Rememoro esa carga de muerte para tratar de explicarme por qué alimenté durante tanto tiempo, cada vez menos, ese instinto de autodestrucción que me hizo ser una pareja inestable, cavilosa, indecisa, neurótica, difícil en suma. Mi primera pareja fue Yolita; durante nuestro matrimonio me fui dos veces de casa para vivir, la primera, con Isabel, y la segunda, con Michelle. Me divorcié y me casé con Rosy. Diez años después, cuando lamentaba todavía el divorcio, me encontré con Blanca, con quien viví un año; luego me casé con Jenny, de quien me divorcié. Hoy vivo solo y por fin en paz.

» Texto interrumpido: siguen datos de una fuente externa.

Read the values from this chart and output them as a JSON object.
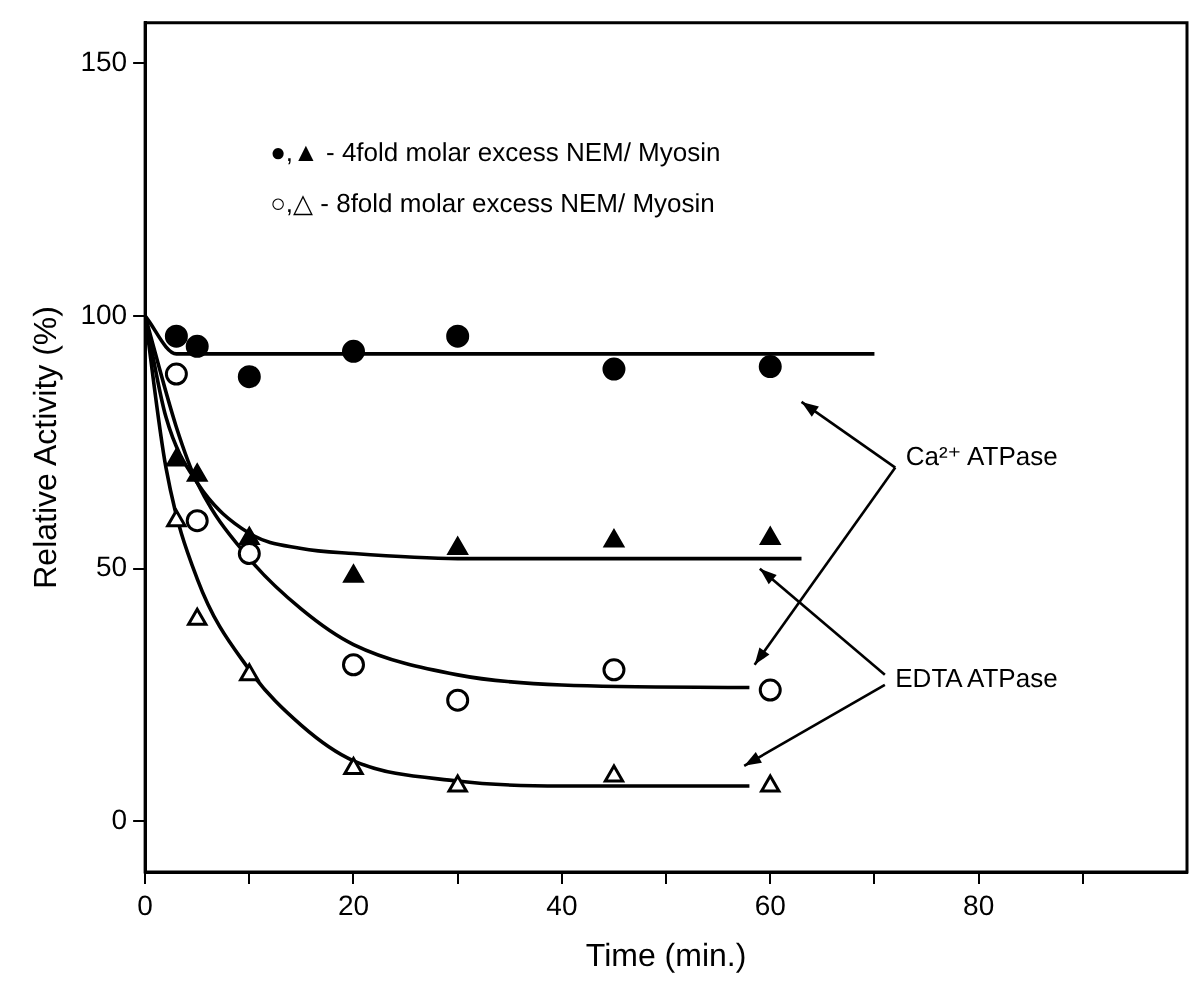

Es razonablemente claro que yo tengo la culpa de esa inestabilidad emocional y no ellas. Quizá por eso guardo los mejores recuerdos de Yolita, de Rosy, de Michelle, un poco de Isabel, un poco de Blanca, un poco de Jenny. Hace unas semanas me enteré que Isabel estaba enferma y desahuciada. La llamé por teléfono y se despidió. Dijo que no podía verla porque parecía un esqueleto, y que me había amado siempre. Me encargó que la recordara y que escribiera sobre nuestro amor, lloró y colgó. Aun a mi pesar, me sentí desasosegado y triste, como si enviudara por primera vez. En otras circunstancias me hubiera tomado media botella de whisky de un sorbo, pero aguanté con una infusión y poco a poco recobré la serenidad.

Cuando escribí mi primera novela Allá lejos, ella se ofreció a copiarla en limpio para presentarla al Premio Erich Guttentag. Empastó los originales con tapas rojas y el lomo amarillo, recuerdo, y los presentó ella. Me dieron una mención de honor. La dedicatoria decía: A una cicatriz. Es una historia penosa que quizá más adelante la cuente, pero aludía directamente a mi relación con Isabel.